HSBC purchased and paid Documentary Stamp Tax from September to December 1997 and January to
December 1998 amounting to 19 572 992.1 and 32 904 437.3 respectively.

BIR then issued BIR Ruling to the effect that instructions or advices from abroad on the management of
funds located in the Philippines which don’t involve transfer of funds are not subject to DST. A DST shall
be imposed on any bill of exchange or order for payment purporting to be drawn in a foreign country but
payable in the Philippines.

The BIR Ruling is issued for the effect that instructions or advises from abroad on the management of
funds located in the Philippines which do not involve transfer of funds from abroad are not subject to DST.
Any bill of exchange must imposed a documentary stamp tax or order for payable purporting to be drawn
in another country but payable here in Philippines.

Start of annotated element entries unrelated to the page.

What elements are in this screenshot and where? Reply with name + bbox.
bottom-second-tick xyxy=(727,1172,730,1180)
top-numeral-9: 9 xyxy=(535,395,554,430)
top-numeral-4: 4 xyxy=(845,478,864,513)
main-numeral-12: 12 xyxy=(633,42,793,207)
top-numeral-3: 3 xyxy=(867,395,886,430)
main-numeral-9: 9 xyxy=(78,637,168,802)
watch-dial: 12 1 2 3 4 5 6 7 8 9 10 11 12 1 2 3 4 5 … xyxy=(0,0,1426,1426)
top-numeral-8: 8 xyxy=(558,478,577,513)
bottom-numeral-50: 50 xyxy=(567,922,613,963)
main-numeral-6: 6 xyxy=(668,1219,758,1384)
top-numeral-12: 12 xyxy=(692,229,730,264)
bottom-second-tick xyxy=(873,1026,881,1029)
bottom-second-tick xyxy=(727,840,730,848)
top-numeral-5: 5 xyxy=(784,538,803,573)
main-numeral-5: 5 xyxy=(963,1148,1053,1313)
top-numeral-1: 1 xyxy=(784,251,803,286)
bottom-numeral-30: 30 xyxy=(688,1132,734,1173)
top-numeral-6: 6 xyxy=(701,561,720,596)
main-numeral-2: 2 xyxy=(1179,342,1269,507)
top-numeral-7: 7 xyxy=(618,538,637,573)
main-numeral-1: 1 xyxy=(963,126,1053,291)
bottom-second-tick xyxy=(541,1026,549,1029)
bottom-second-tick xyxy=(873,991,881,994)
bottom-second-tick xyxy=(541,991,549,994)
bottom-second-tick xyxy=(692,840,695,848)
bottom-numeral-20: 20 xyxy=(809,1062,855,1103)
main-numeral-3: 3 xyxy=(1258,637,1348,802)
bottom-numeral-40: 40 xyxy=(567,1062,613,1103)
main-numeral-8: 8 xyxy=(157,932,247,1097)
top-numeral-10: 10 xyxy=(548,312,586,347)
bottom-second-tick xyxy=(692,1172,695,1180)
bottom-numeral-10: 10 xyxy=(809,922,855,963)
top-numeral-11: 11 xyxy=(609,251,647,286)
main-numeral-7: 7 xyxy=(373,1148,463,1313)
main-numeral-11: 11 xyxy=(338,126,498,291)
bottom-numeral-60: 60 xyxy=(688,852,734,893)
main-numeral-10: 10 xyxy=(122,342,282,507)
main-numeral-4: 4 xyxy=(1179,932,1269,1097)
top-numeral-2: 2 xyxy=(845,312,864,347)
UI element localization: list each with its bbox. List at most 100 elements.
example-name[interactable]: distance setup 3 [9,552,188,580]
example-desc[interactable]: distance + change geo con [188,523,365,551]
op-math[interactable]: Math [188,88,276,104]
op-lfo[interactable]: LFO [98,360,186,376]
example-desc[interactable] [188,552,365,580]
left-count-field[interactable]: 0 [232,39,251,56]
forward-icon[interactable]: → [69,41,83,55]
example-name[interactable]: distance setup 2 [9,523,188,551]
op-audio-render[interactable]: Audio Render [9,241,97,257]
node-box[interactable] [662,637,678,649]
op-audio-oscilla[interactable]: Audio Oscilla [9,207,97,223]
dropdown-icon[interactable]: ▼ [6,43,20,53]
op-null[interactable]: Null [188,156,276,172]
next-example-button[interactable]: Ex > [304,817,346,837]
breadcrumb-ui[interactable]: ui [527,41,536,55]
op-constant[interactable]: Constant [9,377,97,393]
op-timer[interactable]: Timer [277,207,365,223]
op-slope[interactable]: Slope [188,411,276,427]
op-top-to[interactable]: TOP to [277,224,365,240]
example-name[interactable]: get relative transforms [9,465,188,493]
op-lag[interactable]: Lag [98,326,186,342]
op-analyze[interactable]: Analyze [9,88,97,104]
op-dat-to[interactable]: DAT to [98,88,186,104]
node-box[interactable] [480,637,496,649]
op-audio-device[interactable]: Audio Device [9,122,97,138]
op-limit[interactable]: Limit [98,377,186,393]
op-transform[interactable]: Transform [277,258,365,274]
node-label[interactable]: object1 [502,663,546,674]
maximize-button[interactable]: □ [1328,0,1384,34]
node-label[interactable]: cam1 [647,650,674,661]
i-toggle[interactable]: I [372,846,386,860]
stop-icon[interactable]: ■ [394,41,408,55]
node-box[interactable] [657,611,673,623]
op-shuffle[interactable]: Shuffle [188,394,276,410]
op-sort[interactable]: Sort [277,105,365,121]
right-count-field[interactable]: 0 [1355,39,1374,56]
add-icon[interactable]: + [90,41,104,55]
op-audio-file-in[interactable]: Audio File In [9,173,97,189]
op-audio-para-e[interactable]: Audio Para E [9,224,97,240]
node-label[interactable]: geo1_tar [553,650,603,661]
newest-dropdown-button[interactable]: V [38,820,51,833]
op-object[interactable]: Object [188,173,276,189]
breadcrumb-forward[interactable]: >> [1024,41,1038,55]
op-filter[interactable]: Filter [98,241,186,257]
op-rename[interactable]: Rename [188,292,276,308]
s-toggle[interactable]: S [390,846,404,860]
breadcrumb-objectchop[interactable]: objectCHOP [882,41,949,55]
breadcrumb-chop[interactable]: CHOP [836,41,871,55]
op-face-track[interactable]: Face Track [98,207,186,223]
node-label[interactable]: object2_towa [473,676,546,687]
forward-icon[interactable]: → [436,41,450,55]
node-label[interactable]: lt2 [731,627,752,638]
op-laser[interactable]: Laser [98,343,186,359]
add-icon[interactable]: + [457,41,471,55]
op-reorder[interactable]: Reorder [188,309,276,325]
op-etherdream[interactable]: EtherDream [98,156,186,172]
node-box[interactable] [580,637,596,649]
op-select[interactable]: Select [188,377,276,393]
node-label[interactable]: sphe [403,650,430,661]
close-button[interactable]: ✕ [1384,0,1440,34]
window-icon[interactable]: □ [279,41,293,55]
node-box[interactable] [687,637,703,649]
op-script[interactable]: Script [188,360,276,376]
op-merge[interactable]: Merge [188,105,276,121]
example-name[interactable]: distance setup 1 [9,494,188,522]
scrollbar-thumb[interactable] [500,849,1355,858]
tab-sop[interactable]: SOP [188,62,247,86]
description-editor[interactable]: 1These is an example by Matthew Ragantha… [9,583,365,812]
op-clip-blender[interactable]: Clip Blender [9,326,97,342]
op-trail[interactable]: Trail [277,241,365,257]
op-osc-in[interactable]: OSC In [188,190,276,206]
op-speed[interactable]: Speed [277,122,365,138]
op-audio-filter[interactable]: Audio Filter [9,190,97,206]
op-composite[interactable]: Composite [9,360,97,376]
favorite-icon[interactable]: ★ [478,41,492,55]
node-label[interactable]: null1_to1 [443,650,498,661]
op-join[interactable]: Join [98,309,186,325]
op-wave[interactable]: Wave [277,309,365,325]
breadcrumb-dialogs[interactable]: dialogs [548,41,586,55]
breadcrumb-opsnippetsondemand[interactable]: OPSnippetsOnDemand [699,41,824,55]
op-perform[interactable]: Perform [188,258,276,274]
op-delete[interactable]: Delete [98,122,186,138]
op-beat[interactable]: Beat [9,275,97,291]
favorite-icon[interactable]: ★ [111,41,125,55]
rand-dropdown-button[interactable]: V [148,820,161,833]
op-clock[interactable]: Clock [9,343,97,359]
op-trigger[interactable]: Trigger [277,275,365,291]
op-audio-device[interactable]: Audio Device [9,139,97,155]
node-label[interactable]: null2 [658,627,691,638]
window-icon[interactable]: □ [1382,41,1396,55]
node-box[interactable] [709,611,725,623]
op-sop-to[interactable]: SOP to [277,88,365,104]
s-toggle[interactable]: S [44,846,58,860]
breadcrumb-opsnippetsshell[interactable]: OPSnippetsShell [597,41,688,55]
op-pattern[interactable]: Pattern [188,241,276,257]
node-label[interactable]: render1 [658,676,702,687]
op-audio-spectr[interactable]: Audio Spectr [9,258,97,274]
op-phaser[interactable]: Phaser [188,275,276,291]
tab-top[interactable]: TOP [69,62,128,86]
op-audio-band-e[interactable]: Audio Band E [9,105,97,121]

ISSUE: Whether or not the electronic messages are considered transactions pertaining to negotiable instruments that
warrant the payment of DST.

HELD: NO.

The Court agrees with the CTA that the DST under Section 181 of the Tax Code is levied on the acceptance or payment
of "a bill of exchange purporting to be drawn in a foreign country but payable in the Philippines" and that "a bill of
exchange is an unconditional order in writing addressed by one person to another, signed by the person giving it,
requiring the person to whom it is addressed to pay on demand or at a fixed or determinable future time a sum certain
in money to order or to bearer."

The Court further agrees with the CTA that the electronic messages of HSBC’s investor-clients containing instructions
to debit their respective local or foreign currency accounts in the Philippines and pay a certain named recipient also
residing in the Philippines is not the transaction contemplated under Section 181 of the Tax Code as such instructions
are "parallel to an automatic bank transfer of local funds from a savings account to a checking account maintained by
a depositor in one bank." The Court favorably adopts the finding of the CTA that the electronic messages "cannot be
considered negotiable instruments as they lack the feature of negotiability, which, is the ability to be transferred" and
that the said electronic messages are "mere memoranda" of the transaction consisting of the "actual debiting of the
[investor-client-payor’s] local or foreign currency account in the Philippines" and "entered as such in the books of
account of the local bank," HSBC..

In these cases, the electronic messages received by HSBC from its investor-clients abroad instructing the former to
debit the latter's local and foreign currency accounts and to pay the purchase price of shares of stock or investment in
securities do not properly qualify as either presentment for acceptance or presentment for payment. There being neither
presentment for acceptance nor presentment for payment, then there was no acceptance or payment that could have
been subjected to DST to speak of.

WHEREFORE, the petitions are hereby GRANTED and the Decisions dated May 2, 2002 in CTA Case No. 6009 and dated December
18, 2002 in CT A Case No. 5951 of the Court of Tax Appeals are REINSTATED. SO ORDERED.